I didn’t realize at the time, but I think I probably was there to the glory days of network news … you know at a time when … at one point there were twenty some hours of magazines on prime time and it was growth, growth, growth was the name of the game.

And technology was changing so quickly and I got to work with some great people … I’ve been very lucky my whole life to do that. So I think I learned a lot from them.

And I also learned not to be fearful of the future. Because it’s facing you no matter what. So the answer is you have to embrace what’s good about it and find the opportunities in it.

I’m sure there were people years ago who said this whole car thing isn’t going to work out … and I think the wagon is my vehicle of choice (laugh) … but it doesn’t make a difference …

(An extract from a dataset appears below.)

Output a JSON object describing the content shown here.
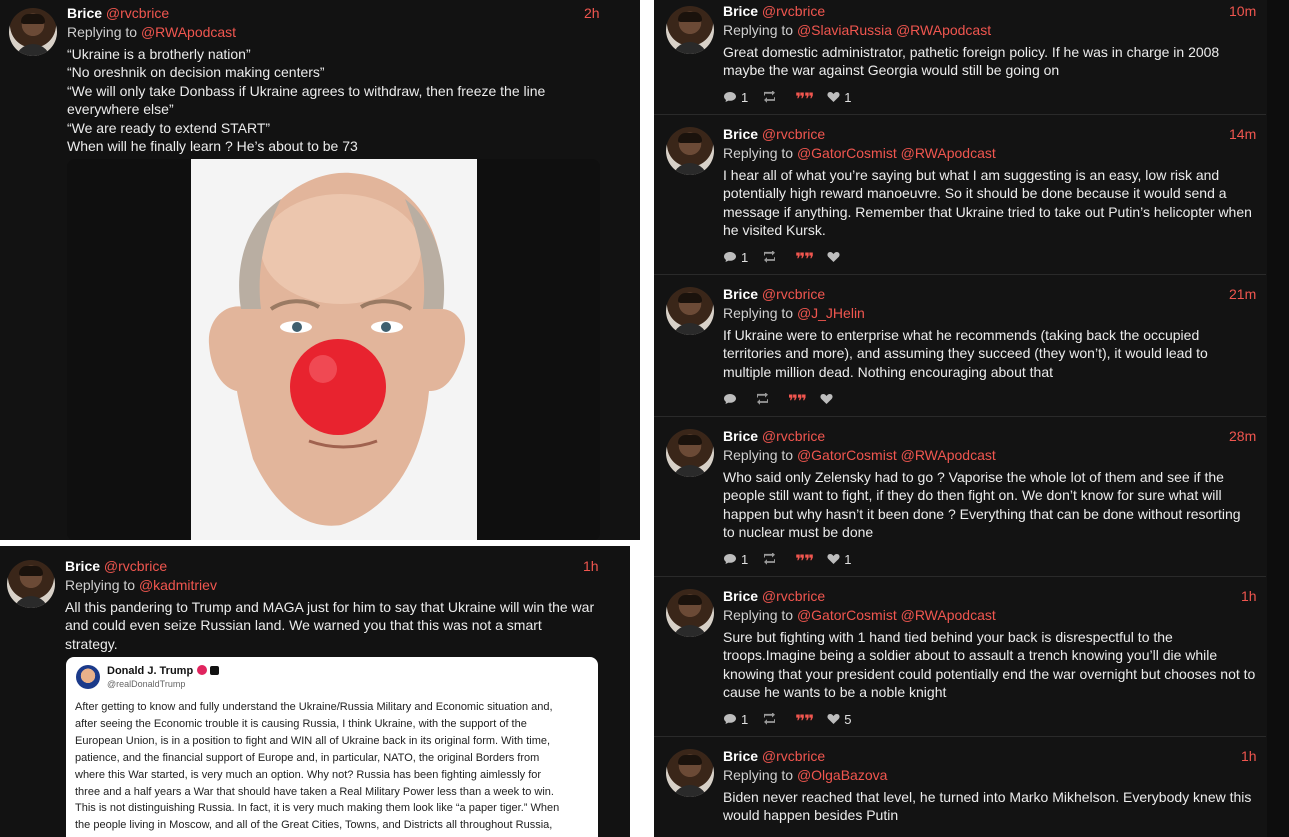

HEFFNER: Well, you know they were right.

SHAPIRO: That’s right.

HEFFNER: Well, listen, that makes me raise the question, we both read this past Sunday in The New York Times, David Carr’s piece on “A newsroom subsidized … minds reel”.

Going back to this question of news and you got into it, you’re a newsman from broadcasting … what do you think about the suggestions here that a) public stations should become more involved with news … local news and that b) there should be national money, governmental money, involved in supporting such news.

SHAPIRO: Well, let’s take it one at time. How do I feel about the first part … I think it’s a great idea and it, you know, a little exclusive to your viewers … we at Thirteen are going to get much more involved in covering local news.

I think it’s vitally important. I think because of some of the profit pressure that faces commercial television …you’re seeing them reduce the amount local news they have. Because at one point that was a huge, huge source of profit for them. And it turns out to be less and less so.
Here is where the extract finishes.